Disentangling Mathematical Reasoning in LLMs: A Methodological Investigation of Internal Mechanisms
For researchers studying LLM internals, this provides mechanistic insights into arithmetic reasoning, but the findings are incremental as they confirm known modularity patterns.
The paper investigates how LLMs perform arithmetic operations by tracing next-token predictions across layers using early decoding. It finds that correct result generation occurs only in final layers, and proficient models show a clear division of labor between attention and MLP modules, which is absent in less proficient models.
Large language models (LLMs) have demonstrated impressive capabilities, yet their internal mechanisms for handling reasoning-intensive tasks remain underexplored. To advance the understanding of model-internal processing mechanisms, we present an investigation of how LLMs perform arithmetic operations by examining internal mechanisms during task execution.
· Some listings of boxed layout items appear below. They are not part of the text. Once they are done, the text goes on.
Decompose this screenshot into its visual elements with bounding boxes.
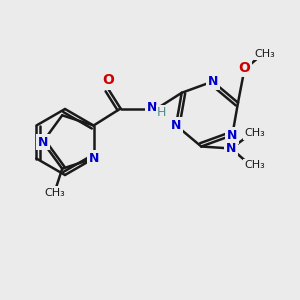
Text: N: N (146, 101, 157, 114)
Text: CH₃: CH₃ (244, 160, 265, 170)
Text: N: N (227, 129, 238, 142)
Text: N: N (88, 152, 99, 165)
Text: O: O (238, 61, 250, 75)
Text: CH₃: CH₃ (255, 49, 275, 59)
Text: N: N (38, 136, 48, 148)
Text: CH₃: CH₃ (44, 188, 65, 197)
Text: N: N (171, 119, 181, 132)
Text: CH₃: CH₃ (244, 128, 265, 139)
Text: O: O (103, 74, 115, 88)
Text: H: H (157, 106, 166, 119)
Text: N: N (226, 142, 236, 155)
Text: N: N (208, 75, 218, 88)
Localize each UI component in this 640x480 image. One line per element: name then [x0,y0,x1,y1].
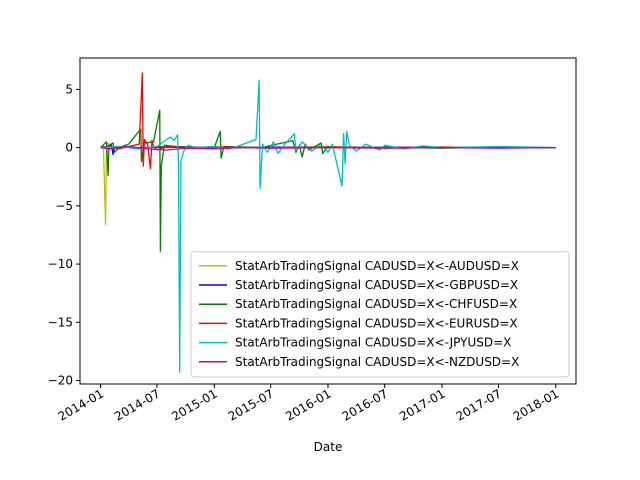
plot-lines [100,72,556,374]
legend: StatArbTradingSignal CADUSD=X<-AUDUSD=X S… [190,251,570,378]
y-axis: 5 0 −5 −10 −15 −20 [48,82,80,388]
y-tick-label: −5 [55,199,73,213]
legend-entry-2: StatArbTradingSignal CADUSD=X<-GBPUSD=X [235,278,518,292]
legend-box [190,251,570,378]
y-tick-label: −15 [48,315,73,329]
y-tick-label: 5 [65,82,73,96]
y-tick-label: −20 [48,374,73,388]
x-axis-label: Date [314,440,343,454]
y-tick-label: 0 [65,141,73,155]
legend-entry-1: StatArbTradingSignal CADUSD=X<-AUDUSD=X [235,259,519,273]
legend-entry-6: StatArbTradingSignal CADUSD=X<-NZDUSD=X [235,355,519,369]
legend-entry-3: StatArbTradingSignal CADUSD=X<-CHFUSD=X [235,297,517,311]
legend-entry-5: StatArbTradingSignal CADUSD=X<-JPYUSD=X [235,336,511,350]
y-tick-label: −10 [48,257,73,271]
legend-entry-4: StatArbTradingSignal CADUSD=X<-EURUSD=X [235,316,518,330]
series-line-6 [100,145,556,151]
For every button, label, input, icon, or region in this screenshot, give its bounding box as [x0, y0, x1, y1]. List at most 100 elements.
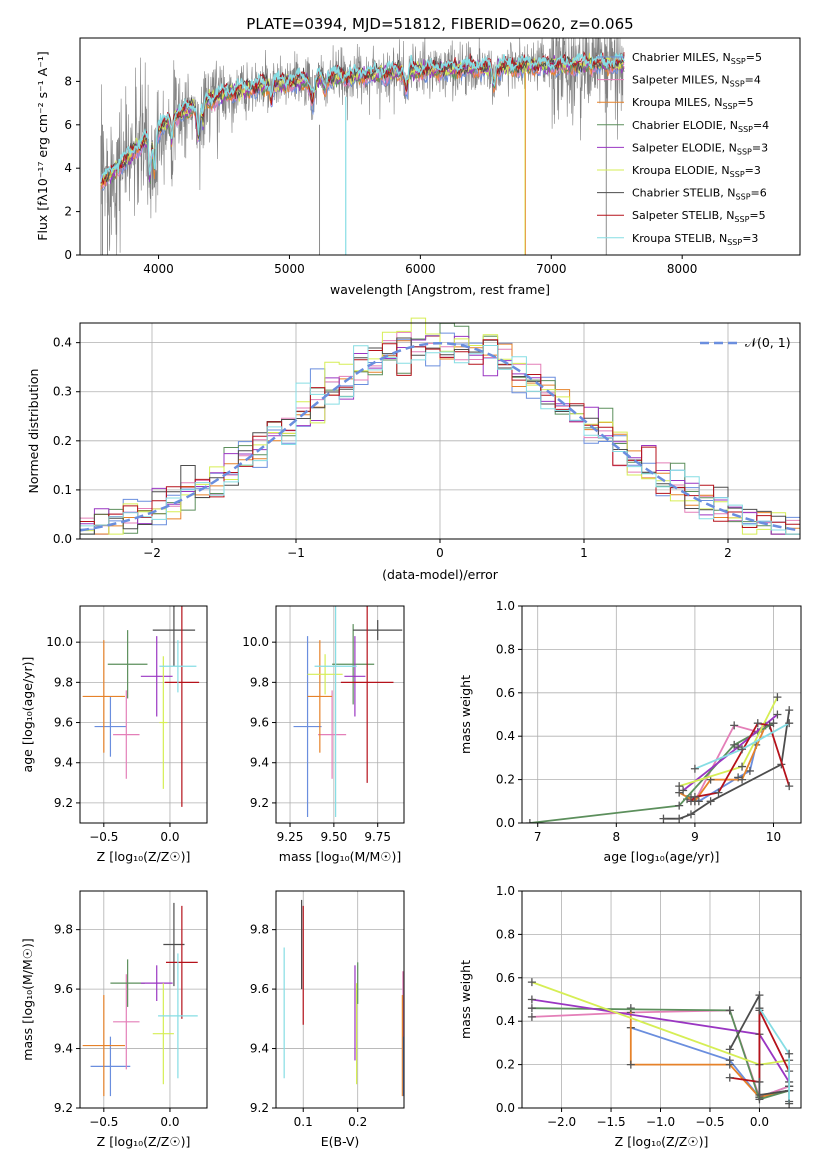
series-marker: [738, 745, 747, 754]
axes-frame: [275, 890, 405, 1109]
series-marker: [755, 1077, 764, 1086]
axes-frame: [521, 890, 802, 1109]
weight-vs-metallicity-panel: −2.0 −1.5 −1.0 −0.5 0.0 0.0 0.2 0.4 0.6 0.8 1.0 Z […: [458, 884, 802, 1149]
xlabel: age [log₁₀(age/yr)]: [604, 849, 720, 864]
axes-frame: [275, 605, 405, 824]
ytick-label: 9.6: [250, 982, 269, 996]
plot-marks: [82, 902, 198, 1097]
series-marker: [626, 1004, 635, 1013]
spectrum-xtick-label: 8000: [667, 262, 698, 276]
series-marker: [785, 782, 794, 791]
xtick-label: 0.1: [294, 1115, 313, 1129]
series-marker: [527, 1012, 536, 1021]
ytick-label: 0.8: [496, 642, 515, 656]
plot-marks: [293, 606, 403, 817]
series-marker: [745, 766, 754, 775]
ytick-label: 9.4: [54, 1042, 73, 1056]
ytick-label: 9.6: [250, 716, 269, 730]
errorbar-krou_elodie: [159, 656, 168, 789]
mass-vs-ebv-panel: 0.1 0.2 9.2 9.4 9.6 9.8 E(B-V): [250, 890, 405, 1149]
series-marker: [686, 810, 695, 819]
ytick-label: 0.6: [496, 971, 515, 985]
model-spectra: [100, 50, 625, 255]
errorbar-chab_miles: [90, 1036, 131, 1097]
ytick-label: 9.2: [250, 1101, 269, 1115]
legend-entry: Kroupa STELIB, NSSP=3: [632, 232, 758, 247]
series-marker: [725, 1045, 734, 1054]
legend-entry: Chabrier STELIB, NSSP=6: [632, 187, 767, 202]
ylabel: mass [log₁₀(M/M☉)]: [20, 938, 35, 1060]
xlabel: mass [log₁₀(M/M☉)]: [279, 849, 401, 864]
series-krou_elodie: [675, 693, 782, 791]
legend-entry: Salpeter ELODIE, NSSP=3: [632, 141, 768, 156]
series-salp_elodie: [679, 710, 782, 795]
xtick-label: 8: [612, 830, 620, 844]
spectrum-ytick-label: 6: [64, 118, 72, 132]
ytick-label: 9.6: [54, 716, 73, 730]
xtick-label: 0.2: [348, 1115, 367, 1129]
series-marker: [706, 797, 715, 806]
series-marker: [753, 719, 762, 728]
series-marker: [755, 1004, 764, 1013]
ytick-label: 9.2: [250, 796, 269, 810]
ytick-label: 10.0: [242, 635, 269, 649]
errorbar-chab_miles: [94, 696, 127, 757]
xtick-label: 7: [534, 830, 542, 844]
xtick-label: 9.75: [364, 830, 391, 844]
series-marker: [773, 710, 782, 719]
histogram-ytick-label: 0.2: [53, 434, 72, 448]
series-marker: [527, 978, 536, 987]
gaussian-curve: [79, 341, 801, 532]
series-marker: [725, 1006, 734, 1015]
errorbar-salp_stelib: [164, 606, 200, 807]
ylabel: age [log₁₀(age/yr)]: [20, 657, 35, 773]
ytick-label: 9.4: [250, 1042, 269, 1056]
series-marker: [765, 721, 774, 730]
xlabel: Z [log₁₀(Z/Z☉)]: [97, 1134, 191, 1149]
spectrum-ylabel: Flux [fλ10⁻¹⁷ erg cm⁻² s⁻¹ A⁻¹]: [35, 51, 50, 240]
ytick-label: 0.8: [496, 927, 515, 941]
ylabel: mass weight: [458, 675, 473, 754]
errorbar-krou_elodie: [152, 983, 174, 1085]
series-line: [531, 1007, 790, 1101]
xtick-label: −0.5: [89, 1115, 118, 1129]
histogram-ytick-label: 0.0: [53, 532, 72, 546]
series-marker: [525, 819, 534, 823]
histogram-ticks: −2 −1 0 1 2 0.0 0.1 0.2 0.3 0.4: [53, 336, 732, 560]
plot-marks: [525, 693, 794, 823]
errorbar-salp_stelib: [165, 905, 198, 1019]
errorbar-chab_miles: [293, 636, 322, 817]
histogram-xtick-label: −2: [143, 546, 161, 560]
ytick-label: 9.2: [54, 796, 73, 810]
series-marker: [659, 814, 668, 823]
histogram-krou_stelib: [80, 345, 800, 535]
ytick-label: 0.6: [496, 686, 515, 700]
series-marker: [675, 782, 684, 791]
histogram-xlabel: (data-model)/error: [382, 567, 499, 582]
residual-histogram-panel: −2 −1 0 1 2 0.0 0.1 0.2 0.3 0.4 (data-model)/erro…: [26, 317, 801, 582]
series-salp_stelib: [686, 719, 794, 806]
series-chab_stelib: [659, 706, 794, 823]
series-line: [690, 722, 791, 802]
xtick-label: −0.5: [695, 1115, 724, 1129]
xtick-label: 9.25: [277, 830, 304, 844]
series-krou_stelib: [755, 1004, 794, 1108]
ytick-label: 9.2: [54, 1101, 73, 1115]
histogram-ytick-label: 0.4: [53, 336, 72, 350]
legend-entry: Salpeter STELIB, NSSP=5: [632, 209, 766, 224]
legend-entry: Kroupa MILES, NSSP=5: [632, 96, 754, 111]
series-marker: [738, 775, 747, 784]
series-marker: [785, 706, 794, 715]
xtick-label: 10: [766, 830, 781, 844]
ytick-label: 9.8: [250, 923, 269, 937]
errorbar-krou_stelib: [314, 606, 357, 817]
errorbar-salp_miles: [318, 690, 347, 779]
xtick-label: −1.0: [646, 1115, 675, 1129]
series-krou_stelib: [690, 719, 794, 773]
series-marker: [785, 1099, 794, 1108]
errorbar-krou_elodie: [307, 654, 343, 695]
series-marker: [785, 1049, 794, 1058]
ytick-label: 0.0: [496, 816, 515, 830]
series-marker: [738, 762, 747, 771]
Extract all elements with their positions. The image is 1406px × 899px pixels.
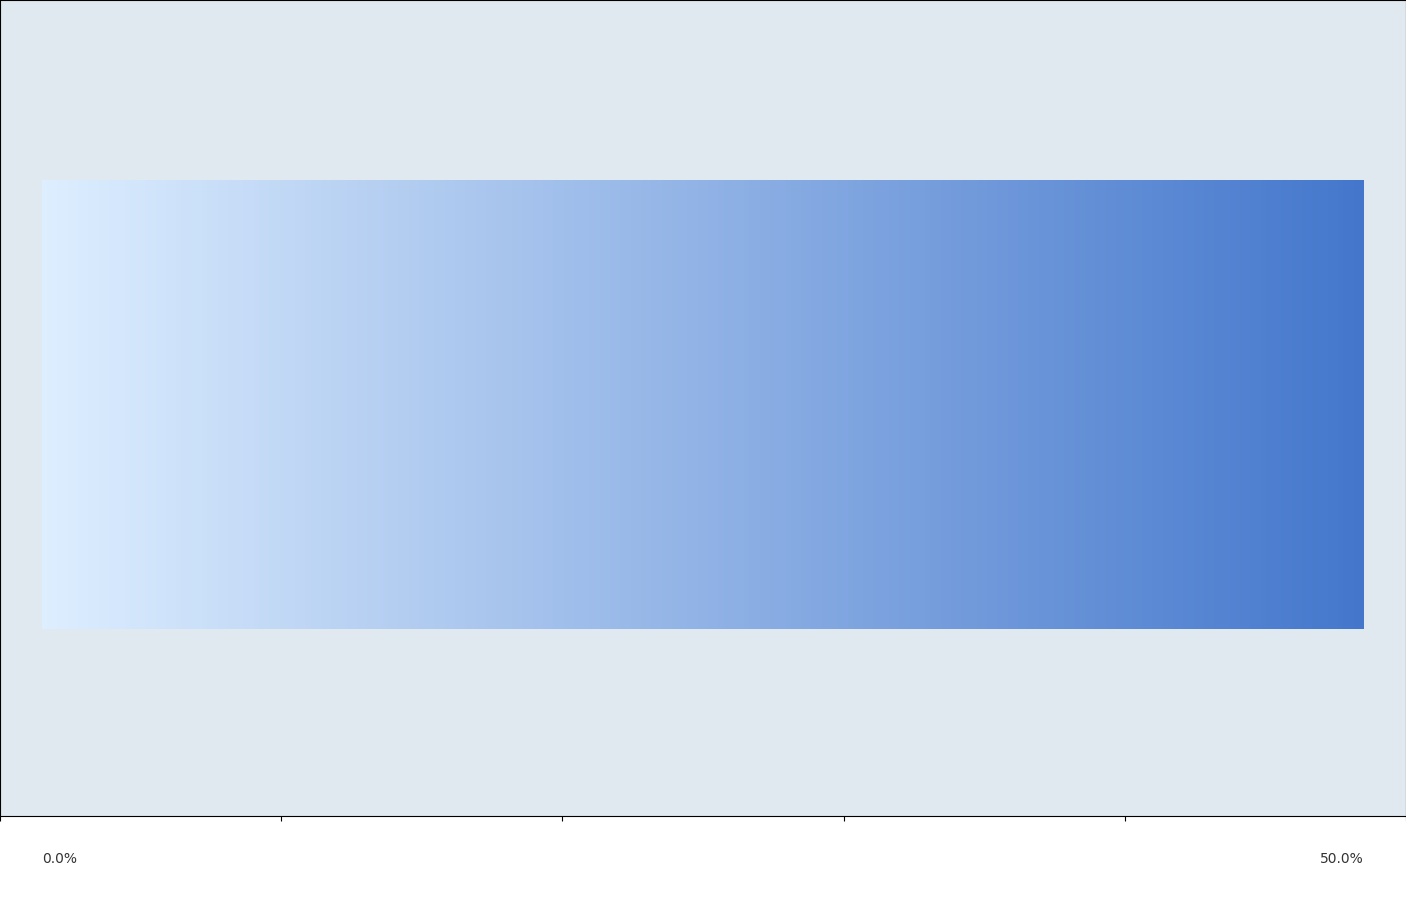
Text: Cartopy not available: Cartopy not available	[583, 398, 823, 418]
Text: 50.0%: 50.0%	[1320, 851, 1364, 866]
Text: 0.0%: 0.0%	[42, 851, 77, 866]
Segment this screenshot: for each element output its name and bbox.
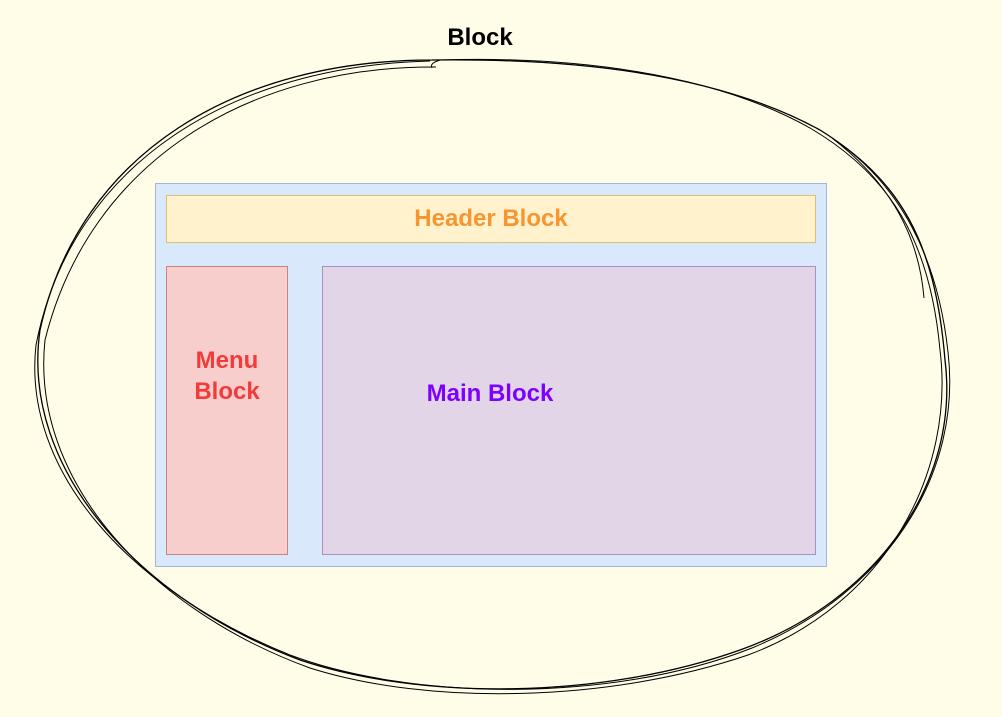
header-block-label: Header Block — [414, 205, 568, 232]
main-block-label: Main Block — [426, 380, 554, 407]
menu-block: Menu Block — [166, 266, 288, 555]
menu-block-label-line1: Menu — [195, 347, 259, 374]
outer-block-label: Block — [447, 24, 513, 51]
menu-block-label-line2: Block — [194, 378, 260, 405]
menu-block-label: Menu Block — [167, 345, 287, 407]
main-block: Main Block — [322, 266, 816, 555]
header-block: Header Block — [166, 195, 816, 243]
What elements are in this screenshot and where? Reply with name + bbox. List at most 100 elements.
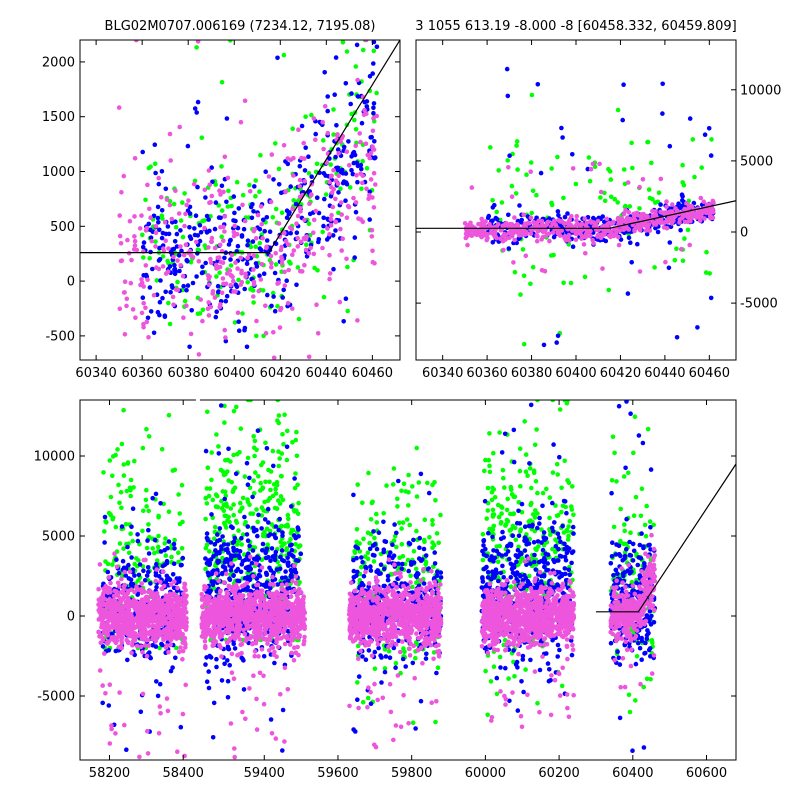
data-point-pink [313, 208, 319, 214]
data-point-pink [218, 192, 223, 197]
data-point-blue [120, 558, 126, 564]
data-point-blue [125, 657, 130, 663]
data-point-pink [217, 188, 222, 193]
data-point-green [102, 529, 107, 534]
data-point-blue [219, 678, 225, 683]
data-point-blue [166, 575, 171, 581]
data-point-blue [316, 239, 321, 245]
data-point-green [275, 400, 281, 403]
data-point-pink [223, 335, 228, 340]
data-point-blue [500, 529, 505, 535]
data-point-pink [547, 238, 552, 244]
data-point-green [321, 294, 327, 300]
data-point-green [182, 298, 188, 304]
data-point-green [263, 440, 268, 446]
data-point-pink [302, 156, 307, 161]
data-point-blue [185, 143, 191, 149]
data-point-pink [266, 174, 272, 179]
data-point-pink [271, 330, 276, 335]
data-point-pink [351, 195, 356, 201]
data-point-pink [498, 228, 504, 233]
data-point-blue [532, 552, 537, 558]
data-point-green [414, 445, 420, 451]
data-point-pink [206, 300, 211, 305]
data-point-green [204, 542, 210, 548]
data-point-green [199, 135, 205, 140]
x-tick-label: 60380 [511, 366, 552, 381]
data-point-green [288, 537, 293, 542]
data-point-green [630, 165, 635, 171]
data-point-green [121, 462, 127, 467]
data-point-blue [528, 402, 534, 408]
data-point-pink [616, 221, 621, 227]
data-point-blue [288, 230, 294, 236]
data-point-pink [669, 221, 675, 226]
data-point-blue [556, 213, 561, 218]
data-point-green [521, 273, 527, 279]
data-point-pink [208, 256, 213, 262]
data-point-pink [233, 260, 238, 265]
data-point-blue [214, 664, 219, 670]
data-point-blue [256, 556, 262, 561]
data-point-green [554, 513, 560, 519]
data-point-blue [286, 211, 292, 217]
data-point-green [535, 490, 540, 496]
data-point-pink [643, 228, 649, 233]
data-point-pink [370, 248, 375, 254]
data-point-blue [275, 55, 280, 61]
data-point-pink [355, 77, 360, 83]
data-point-green [188, 259, 194, 265]
data-point-blue [250, 239, 256, 244]
data-point-green [245, 499, 251, 505]
data-point-blue [217, 526, 223, 531]
data-point-green [530, 264, 536, 270]
data-point-pink [242, 98, 248, 104]
data-point-green [513, 537, 519, 543]
data-point-blue [155, 215, 161, 221]
data-point-green [226, 514, 231, 520]
data-point-blue [277, 566, 283, 572]
data-point-blue [203, 260, 208, 266]
data-point-green [258, 153, 263, 158]
data-point-blue [494, 675, 500, 681]
data-point-green [518, 483, 523, 489]
data-point-green [117, 500, 122, 506]
data-point-blue [540, 547, 546, 553]
data-point-pink [281, 230, 287, 236]
data-point-blue [653, 225, 658, 231]
data-point-green [240, 505, 245, 511]
data-point-blue [374, 44, 380, 50]
data-point-blue [244, 344, 250, 350]
data-point-green [273, 141, 278, 146]
data-point-green [214, 493, 220, 499]
data-point-pink [542, 268, 548, 274]
data-point-green [399, 526, 404, 531]
data-point-blue [178, 724, 184, 730]
data-point-pink [311, 217, 317, 223]
data-point-green [692, 174, 697, 180]
data-point-blue [560, 135, 565, 140]
data-point-blue [129, 524, 134, 530]
data-point-green [622, 541, 627, 547]
data-point-blue [187, 344, 192, 350]
data-point-blue [195, 233, 201, 238]
data-point-green [252, 453, 257, 459]
data-point-pink [321, 146, 326, 152]
data-point-pink [333, 219, 339, 225]
data-point-blue [621, 82, 626, 87]
data-point-green [207, 486, 213, 491]
data-point-blue [174, 244, 180, 249]
data-point-pink [288, 225, 293, 230]
data-point-pink [640, 177, 646, 182]
data-point-pink [222, 154, 228, 160]
data-point-pink [239, 268, 244, 274]
data-point-blue [548, 678, 553, 683]
data-point-pink [297, 184, 303, 189]
data-point-green [178, 218, 184, 223]
data-point-blue [272, 270, 278, 276]
data-point-pink [256, 288, 262, 294]
data-point-pink [545, 221, 550, 227]
data-point-pink [222, 229, 227, 234]
data-point-green [278, 494, 284, 499]
data-point-blue [571, 531, 576, 536]
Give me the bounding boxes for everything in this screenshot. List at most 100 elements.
Using early decoding, we trace how next-token predictions are constructed across layers. Our experiments reveal that while the models recognize arithmetic tasks early, correct result generation occurs only in the final layers. Notably, models proficient in arithmetic exhibit a clear division of labor between attention and MLP modules, where attention propagates input information and MLP modules aggregate it. This division is absent in less proficient models. Furthermore, successful models appear to process more challenging arithmetic tasks functionally, suggesting reasoning capabilities beyond factual recall.